Another reason for deep learning's recent success is its ability to learn to perform a sequence of computations that construct or analyze, step by step, an image, a sound or other data. The depth of the network is the number of such steps. Many visual- or auditory-recognition tasks in which AI excels require the many layers of a deep network. In recent theoretical and experimental studies, in fact, we have shown that carrying out some of these mathematical operations cannot be accomplished efficiently without sufficiently deep networks.
Each layer in a deep neural network transforms its input and produces an output that is sent to the next layer. The network represents more abstract concepts at its deeper layers, which are more remote from the initial raw sensory input. Experiments show that artificial neurons in deeper layers in the network tend to correspond to more abstract semantic concepts: a visual object such as a desk, for instance. Recognition of the image of the desk might emerge from the processing of neurons at a deeper layer even though the concept of “desk” was not among the category labels on which the network was trained. And the concept of a desk might itself only be an intermediate step toward creating a still more abstract concept at a still higher layer that might be categorized by the network as an “office scene.”
Beyond Pattern Recognition
Until recently, artificial neural networks distinguished themselves in large part for their ability to carry out tasks such as recognizing patterns in static images. But another type of neural network is also making its mark—specifically, for events that unfold over time. Recurrent neural networks have demonstrated the capacity to correctly perform a sequence of computations, typically for speech, video and other data. Sequential data are made up of units—whether a phoneme or a whole word—that follow one another sequentially. The way recurrent neural networks process their inputs bears a resemblance to how the brain works. Signals that course among neurons change constantly as inputs from the senses are processed. This internal neural state changes in a way that depends on the current input to the brain from its surroundings before issuing a sequence of commands that result in body movements directed at achieving a specific goal.
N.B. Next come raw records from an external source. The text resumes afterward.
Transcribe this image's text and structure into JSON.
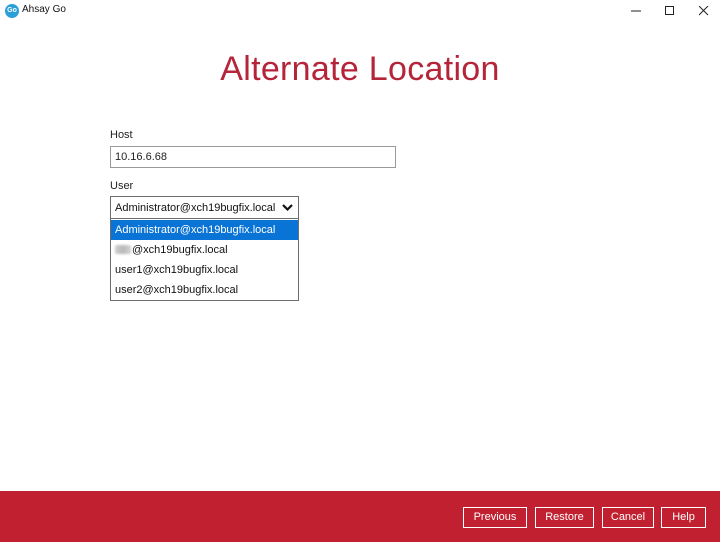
{
  "window": {
    "app_icon_text": "Go",
    "title": "Ahsay Go"
  },
  "page": {
    "title": "Alternate Location"
  },
  "host": {
    "label": "Host",
    "value": "10.16.6.68"
  },
  "user": {
    "label": "User",
    "selected": "Administrator@xch19bugfix.local",
    "options": [
      "Administrator@xch19bugfix.local",
      "@xch19bugfix.local",
      "user1@xch19bugfix.local",
      "user2@xch19bugfix.local"
    ]
  },
  "footer": {
    "previous_label": "Previous",
    "restore_label": "Restore",
    "cancel_label": "Cancel",
    "help_label": "Help"
  },
  "colors": {
    "accent": "#c0202f",
    "title_text": "#b5253a",
    "selection": "#0a74d6"
  }
}
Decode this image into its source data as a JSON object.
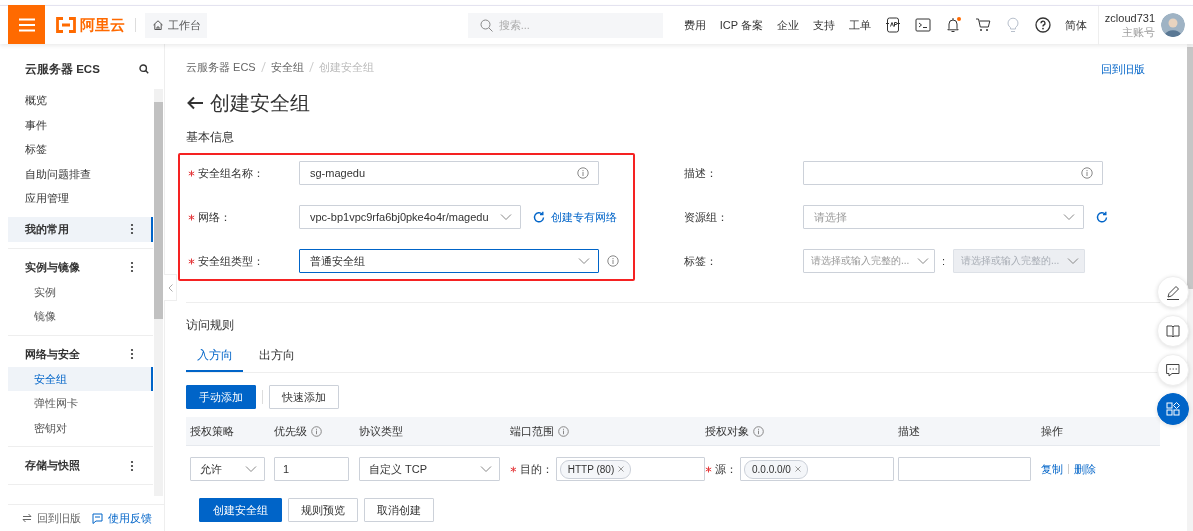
{
  "topbar": {
    "logo": "阿里云",
    "workbench": "工作台",
    "search": {
      "placeholder": "搜索..."
    },
    "links": [
      "费用",
      "ICP 备案",
      "企业",
      "支持",
      "工单"
    ],
    "bell_badge": true,
    "language": "简体",
    "user": {
      "name": "zcloud731",
      "role": "主账号"
    }
  },
  "sidebar": {
    "title": "云服务器 ECS",
    "items": [
      {
        "label": "概览",
        "selected": false
      },
      {
        "label": "事件",
        "selected": false
      },
      {
        "label": "标签",
        "selected": false
      },
      {
        "label": "自助问题排查",
        "selected": false
      },
      {
        "label": "应用管理",
        "selected": false
      }
    ],
    "groups": [
      {
        "label": "我的常用",
        "selected": true
      },
      {
        "label": "实例与镜像",
        "selected": false,
        "children": [
          {
            "label": "实例",
            "selected": false
          },
          {
            "label": "镜像",
            "selected": false
          }
        ]
      },
      {
        "label": "网络与安全",
        "selected": false,
        "children": [
          {
            "label": "安全组",
            "selected": true
          },
          {
            "label": "弹性网卡",
            "selected": false
          },
          {
            "label": "密钥对",
            "selected": false
          }
        ]
      },
      {
        "label": "存储与快照",
        "selected": false
      }
    ],
    "footer": {
      "back": "回到旧版",
      "feedback": "使用反馈"
    }
  },
  "breadcrumb": [
    "云服务器 ECS",
    "安全组",
    "创建安全组"
  ],
  "old_version_link": "回到旧版",
  "page_title": "创建安全组",
  "basic_info": {
    "title": "基本信息",
    "highlight_box": true,
    "left_fields": [
      {
        "label": "安全组名称：",
        "required": true,
        "kind": "input",
        "value": "sg-magedu",
        "focused": false
      },
      {
        "label": "网络：",
        "required": true,
        "kind": "select",
        "value": "vpc-bp1vpc9rfa6bj0pke4o4r/magedu",
        "focused": false,
        "refresh": true,
        "link": "创建专有网络"
      },
      {
        "label": "安全组类型：",
        "required": true,
        "kind": "select",
        "value": "普通安全组",
        "focused": true,
        "info": true
      }
    ],
    "right_fields": [
      {
        "label": "描述：",
        "required": false,
        "kind": "input",
        "focused": false
      },
      {
        "label": "资源组：",
        "required": false,
        "kind": "select",
        "placeholder": "请选择",
        "focused": false,
        "refresh": true
      },
      {
        "label": "标签：",
        "required": false,
        "kind": "select_pair",
        "separator": ":",
        "selects": [
          {
            "placeholder": "请选择或输入完整的...",
            "disabled": false
          },
          {
            "placeholder": "请选择或输入完整的...",
            "disabled": true
          }
        ]
      }
    ]
  },
  "access_rules": {
    "title": "访问规则",
    "tabs": [
      {
        "label": "入方向",
        "selected": true
      },
      {
        "label": "出方向",
        "selected": false
      }
    ],
    "buttons": [
      {
        "label": "手动添加",
        "primary": true
      },
      {
        "label": "快速添加",
        "primary": false
      }
    ],
    "columns": [
      {
        "label": "授权策略",
        "info": false
      },
      {
        "label": "优先级",
        "info": true
      },
      {
        "label": "协议类型",
        "info": false
      },
      {
        "label": "端口范围",
        "info": true
      },
      {
        "label": "授权对象",
        "info": true
      },
      {
        "label": "描述",
        "info": false
      },
      {
        "label": "操作",
        "info": false
      }
    ],
    "rows": [
      {
        "cells": [
          {
            "kind": "select",
            "value": "允许"
          },
          {
            "kind": "input",
            "value": "1"
          },
          {
            "kind": "select",
            "value": "自定义 TCP"
          },
          {
            "kind": "tags",
            "label": "目的：",
            "required": true,
            "tags": [
              "HTTP (80)"
            ]
          },
          {
            "kind": "tags",
            "label": "源：",
            "required": true,
            "tags": [
              "0.0.0.0/0"
            ]
          },
          {
            "kind": "input"
          },
          {
            "kind": "actions",
            "links": [
              "复制",
              "删除"
            ]
          }
        ]
      }
    ]
  },
  "footer_buttons": [
    {
      "label": "创建安全组",
      "primary": true
    },
    {
      "label": "规则预览",
      "primary": false
    },
    {
      "label": "取消创建",
      "primary": false
    }
  ],
  "floating_tools": [
    {
      "kind": "edit",
      "selected": false
    },
    {
      "kind": "docs",
      "selected": false
    },
    {
      "kind": "chat",
      "selected": false
    },
    {
      "kind": "apps",
      "selected": true
    }
  ]
}
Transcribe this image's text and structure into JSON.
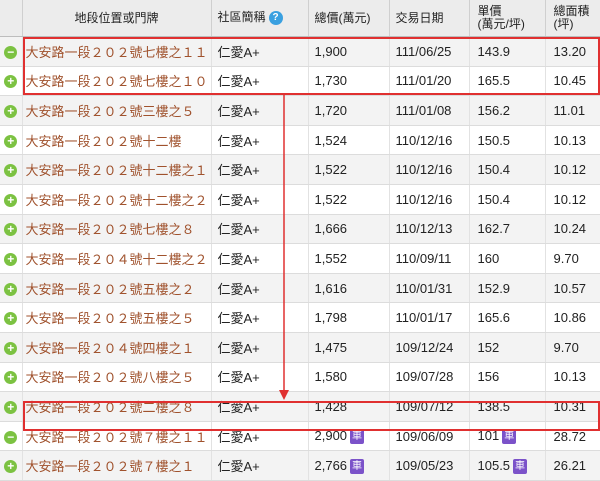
{
  "headers": {
    "address": "地段位置或門牌",
    "community": "社區簡稱",
    "total_price": "總價(萬元)",
    "date": "交易日期",
    "unit_price": "單價\n(萬元/坪)",
    "area": "總面積\n(坪)"
  },
  "help_glyph": "?",
  "car_label": "車",
  "rows": [
    {
      "expand": "−",
      "address": "大安路一段２０２號七樓之１１",
      "community": "仁愛A+",
      "total": "1,900",
      "date": "111/06/25",
      "unit": "143.9",
      "area": "13.20",
      "car_total": false,
      "car_unit": false
    },
    {
      "expand": "+",
      "address": "大安路一段２０２號七樓之１０",
      "community": "仁愛A+",
      "total": "1,730",
      "date": "111/01/20",
      "unit": "165.5",
      "area": "10.45",
      "car_total": false,
      "car_unit": false
    },
    {
      "expand": "+",
      "address": "大安路一段２０２號三樓之５",
      "community": "仁愛A+",
      "total": "1,720",
      "date": "111/01/08",
      "unit": "156.2",
      "area": "11.01",
      "car_total": false,
      "car_unit": false
    },
    {
      "expand": "+",
      "address": "大安路一段２０２號十二樓",
      "community": "仁愛A+",
      "total": "1,524",
      "date": "110/12/16",
      "unit": "150.5",
      "area": "10.13",
      "car_total": false,
      "car_unit": false
    },
    {
      "expand": "+",
      "address": "大安路一段２０２號十二樓之１",
      "community": "仁愛A+",
      "total": "1,522",
      "date": "110/12/16",
      "unit": "150.4",
      "area": "10.12",
      "car_total": false,
      "car_unit": false
    },
    {
      "expand": "+",
      "address": "大安路一段２０２號十二樓之２",
      "community": "仁愛A+",
      "total": "1,522",
      "date": "110/12/16",
      "unit": "150.4",
      "area": "10.12",
      "car_total": false,
      "car_unit": false
    },
    {
      "expand": "+",
      "address": "大安路一段２０２號七樓之８",
      "community": "仁愛A+",
      "total": "1,666",
      "date": "110/12/13",
      "unit": "162.7",
      "area": "10.24",
      "car_total": false,
      "car_unit": false
    },
    {
      "expand": "+",
      "address": "大安路一段２０４號十二樓之２",
      "community": "仁愛A+",
      "total": "1,552",
      "date": "110/09/11",
      "unit": "160",
      "area": "9.70",
      "car_total": false,
      "car_unit": false
    },
    {
      "expand": "+",
      "address": "大安路一段２０２號五樓之２",
      "community": "仁愛A+",
      "total": "1,616",
      "date": "110/01/31",
      "unit": "152.9",
      "area": "10.57",
      "car_total": false,
      "car_unit": false
    },
    {
      "expand": "+",
      "address": "大安路一段２０２號五樓之５",
      "community": "仁愛A+",
      "total": "1,798",
      "date": "110/01/17",
      "unit": "165.6",
      "area": "10.86",
      "car_total": false,
      "car_unit": false
    },
    {
      "expand": "+",
      "address": "大安路一段２０４號四樓之１",
      "community": "仁愛A+",
      "total": "1,475",
      "date": "109/12/24",
      "unit": "152",
      "area": "9.70",
      "car_total": false,
      "car_unit": false
    },
    {
      "expand": "+",
      "address": "大安路一段２０２號八樓之５",
      "community": "仁愛A+",
      "total": "1,580",
      "date": "109/07/28",
      "unit": "156",
      "area": "10.13",
      "car_total": false,
      "car_unit": false
    },
    {
      "expand": "+",
      "address": "大安路一段２０２號二樓之８",
      "community": "仁愛A+",
      "total": "1,428",
      "date": "109/07/12",
      "unit": "138.5",
      "area": "10.31",
      "car_total": false,
      "car_unit": false
    },
    {
      "expand": "−",
      "address": "大安路一段２０２號７樓之１１",
      "community": "仁愛A+",
      "total": "2,900",
      "date": "109/06/09",
      "unit": "101",
      "area": "28.72",
      "car_total": true,
      "car_unit": true
    },
    {
      "expand": "+",
      "address": "大安路一段２０２號７樓之１",
      "community": "仁愛A+",
      "total": "2,766",
      "date": "109/05/23",
      "unit": "105.5",
      "area": "26.21",
      "car_total": true,
      "car_unit": true
    }
  ]
}
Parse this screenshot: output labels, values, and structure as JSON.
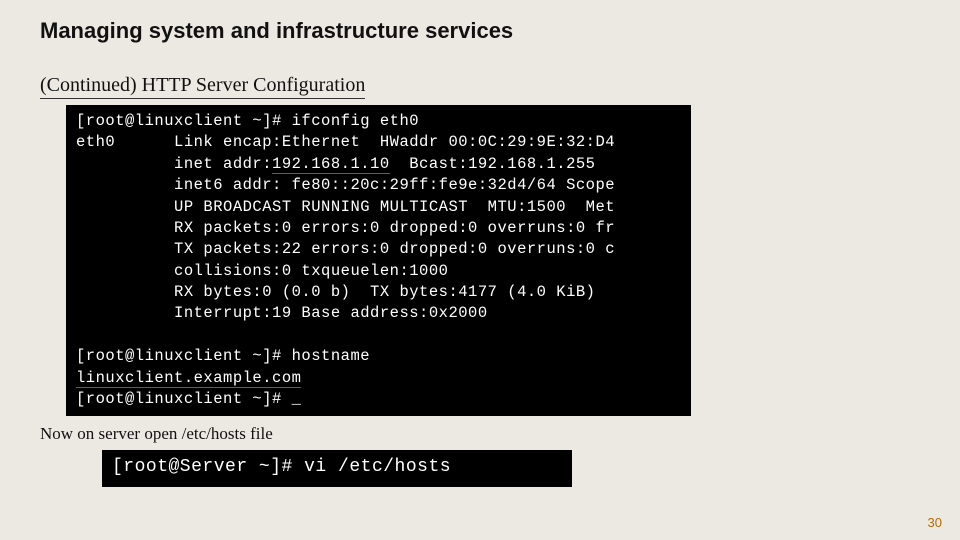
{
  "title": "Managing system and infrastructure services",
  "subtitle": "(Continued) HTTP Server Configuration",
  "terminal1": {
    "l1a": "[root@linuxclient ~]# ifconfig eth0",
    "l2a": "eth0      Link encap:Ethernet  HWaddr 00:0C:29:9E:32:D4",
    "l3a": "          inet addr:",
    "l3b": "192.168.1.10",
    "l3c": "  Bcast:192.168.1.255",
    "l4a": "          inet6 addr: fe80::20c:29ff:fe9e:32d4/64 Scope",
    "l5a": "          UP BROADCAST RUNNING MULTICAST  MTU:1500  Met",
    "l6a": "          RX packets:0 errors:0 dropped:0 overruns:0 fr",
    "l7a": "          TX packets:22 errors:0 dropped:0 overruns:0 c",
    "l8a": "          collisions:0 txqueuelen:1000",
    "l9a": "          RX bytes:0 (0.0 b)  TX bytes:4177 (4.0 KiB)",
    "l10a": "          Interrupt:19 Base address:0x2000",
    "blank": "",
    "l11a": "[root@linuxclient ~]# hostname",
    "l12a": "linuxclient.example.com",
    "l13a": "[root@linuxclient ~]# _"
  },
  "caption": "Now on server open /etc/hosts file",
  "terminal2": {
    "line": "[root@Server ~]# vi /etc/hosts"
  },
  "pagenum": "30"
}
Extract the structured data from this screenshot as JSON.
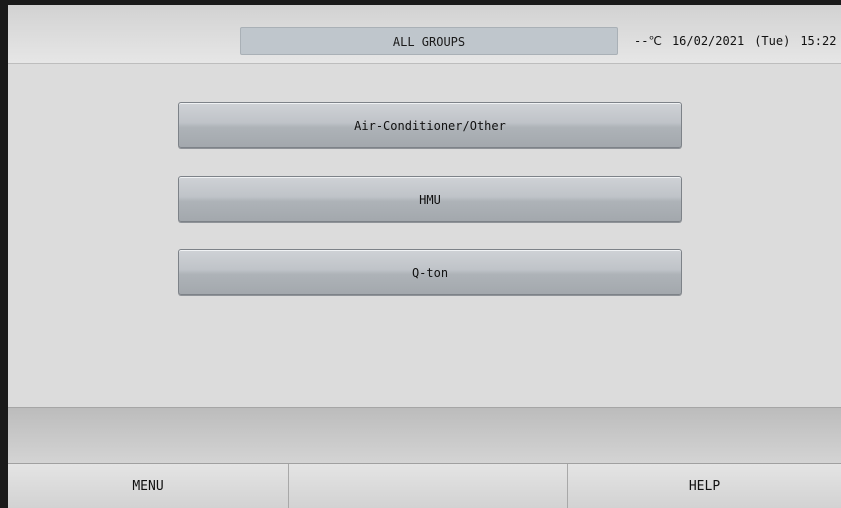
{
  "header": {
    "group_title": "ALL GROUPS",
    "temperature": "--℃",
    "date": "16/02/2021",
    "weekday": "(Tue)",
    "time": "15:22"
  },
  "menu": {
    "items": [
      {
        "label": "Air-Conditioner/Other"
      },
      {
        "label": "HMU"
      },
      {
        "label": "Q-ton"
      }
    ]
  },
  "footer": {
    "left_label": "MENU",
    "center_label": "",
    "right_label": "HELP"
  }
}
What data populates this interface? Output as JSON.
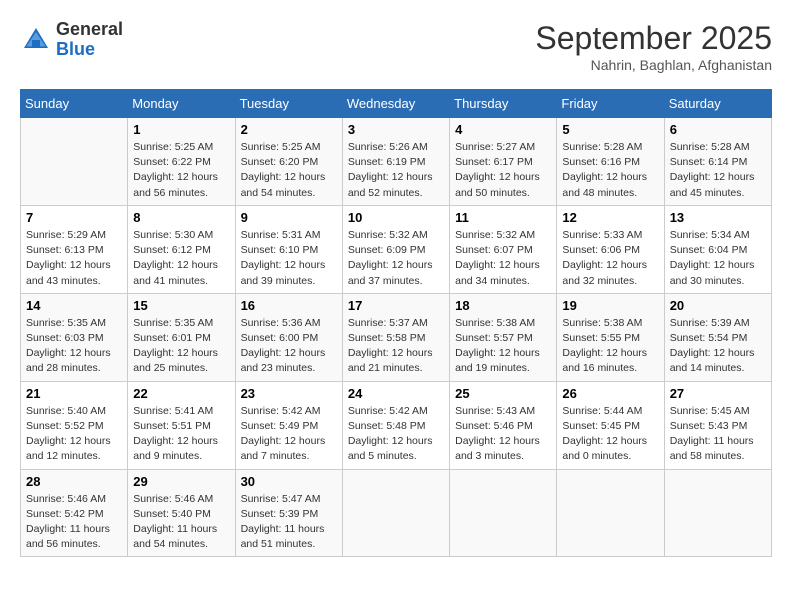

Recurrent networks can predict what the next word in a sentence will be, and this can be used to generate new sequences of words, one at a time. They can also take on more sophisticated tasks. After “reading” all the words in a sentence, the network can guess at the meaning of the entire sentence. A separate recurrent network can then use the semantic processing of the first network to translate the sentence into another language.
Research on recurrent neural networks had its own lull in the late 1990s and early 2000s. My theoretical work suggested that they would run into difficulty learning to retrieve information from the far past—the earliest elements in the sequence being processed. Think of trying to recite the words from the first sentences of a book verbatim when you have just reached the last page. But several advances have lessened some of these problems by enabling such networks to learn to store information so that it persists for an extended time. The neural networks can use a computer's temporary memory to process multiple, dispersed pieces of information, such as ideas contained in different sentences spread across a document.
The strong comeback for deep neural networks after the long AI winter is not just a technological triumph. It also provides a lesson in the sociology of science. In particular, it underscores the need to support ideas that challenge the technological status quo and to encourage a diverse research portfolio that backs disciplines that temporarily fall out of favor.